After all, the starting point of the BMJ-published study was the suggestion that sometimes the descriptions of studies may be overhyped and overstated.
“Although our findings suggest that men and women differ in how they ‘spin’ research results, our approach cannot determine the optimal degree of positive framing for the dissemination of research (that is, ‘spin’ may have disadvantages for the advancement of science),” the study says.
Lerchenmueller said because it’s important for science that the best research “rises to the top” and gets attention, journals need “to really look at the language that’s used and make sure that the language is commensurate with what’s presented.”
Witteman said if that’s not the case, “then what we take from this is that well maybe the male authors should be a little bit more modest about their findings.”
Nor will women necessarily be successful if they try to use more positive words to describe their research, said Jocalyn Clark, executive editor at the medical journal the Lancet who led a special issue on women in science and medicine earlier this year.

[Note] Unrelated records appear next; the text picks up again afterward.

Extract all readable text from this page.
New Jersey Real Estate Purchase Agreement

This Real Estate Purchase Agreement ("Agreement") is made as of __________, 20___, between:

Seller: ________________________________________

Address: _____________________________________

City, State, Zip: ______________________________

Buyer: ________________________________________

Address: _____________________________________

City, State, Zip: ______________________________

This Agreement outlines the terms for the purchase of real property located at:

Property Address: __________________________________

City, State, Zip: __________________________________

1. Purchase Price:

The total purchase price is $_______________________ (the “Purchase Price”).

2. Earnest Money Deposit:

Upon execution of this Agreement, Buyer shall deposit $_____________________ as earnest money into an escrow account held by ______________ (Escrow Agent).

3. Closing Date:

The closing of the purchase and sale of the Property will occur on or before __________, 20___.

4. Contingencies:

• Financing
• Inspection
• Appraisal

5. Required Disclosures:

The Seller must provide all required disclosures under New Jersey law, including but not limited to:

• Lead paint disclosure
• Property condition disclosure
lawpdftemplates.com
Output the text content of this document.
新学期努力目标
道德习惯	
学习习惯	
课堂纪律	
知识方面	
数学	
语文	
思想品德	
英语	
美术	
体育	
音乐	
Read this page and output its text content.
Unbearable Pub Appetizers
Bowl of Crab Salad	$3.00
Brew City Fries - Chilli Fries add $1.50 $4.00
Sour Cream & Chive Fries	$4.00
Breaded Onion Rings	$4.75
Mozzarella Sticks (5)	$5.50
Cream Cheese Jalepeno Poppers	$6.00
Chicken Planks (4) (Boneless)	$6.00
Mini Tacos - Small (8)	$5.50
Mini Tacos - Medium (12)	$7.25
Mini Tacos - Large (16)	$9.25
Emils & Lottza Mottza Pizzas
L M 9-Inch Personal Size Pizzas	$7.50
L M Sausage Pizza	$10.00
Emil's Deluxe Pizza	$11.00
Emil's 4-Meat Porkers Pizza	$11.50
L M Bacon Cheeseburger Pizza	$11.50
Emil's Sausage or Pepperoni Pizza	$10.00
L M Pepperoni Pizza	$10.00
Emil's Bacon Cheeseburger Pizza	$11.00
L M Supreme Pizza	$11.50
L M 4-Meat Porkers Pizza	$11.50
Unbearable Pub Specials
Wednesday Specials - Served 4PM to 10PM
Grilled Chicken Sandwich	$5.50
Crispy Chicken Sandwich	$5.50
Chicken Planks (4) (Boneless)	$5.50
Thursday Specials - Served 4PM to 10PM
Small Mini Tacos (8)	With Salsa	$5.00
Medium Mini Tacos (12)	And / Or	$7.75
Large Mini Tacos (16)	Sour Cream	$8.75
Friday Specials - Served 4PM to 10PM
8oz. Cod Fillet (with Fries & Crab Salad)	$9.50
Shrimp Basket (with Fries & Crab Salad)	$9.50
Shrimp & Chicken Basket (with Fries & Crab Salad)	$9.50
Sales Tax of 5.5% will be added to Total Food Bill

“Women are both socialized from a young age in our culture to be less aggressive or less bold than men,” said Clark, who was not involved in the study. “But we’re also taught that if we breach those gender norms that we’re met with negative sanctions. So even if a woman wanted to describe her work as ‘groundbreaking,’ or ‘innovative’ or ‘novel,’ they may be discouraged or silenced from doing so.”
Journals, peer reviewers have a role to play
An editorial accompanying the new study suggests one reason gender differences in the use of positive words may be bigger in high-impact journals is they tend to have more copy editing done, “often using aggressive strategies that fundamentally alter the language used in reporting findings” — that is, the difference may not originate entirely from the authors themselves.
Clark said she suspects the difference generally does arise with the authors. She said copy editors and production editors used standardized methods to edit for meaning and flow.
But Clark, also an adjunct professor of medicine at the University of Toronto, thinks journals, editors and peer reviewers — who all express their opinion on the quality of research before publication — all have a role to play.
“I think for me this piece of research speaks to the importance of it being more of a structural problem than one that’s going to go away by asking women to talk about their work differently.”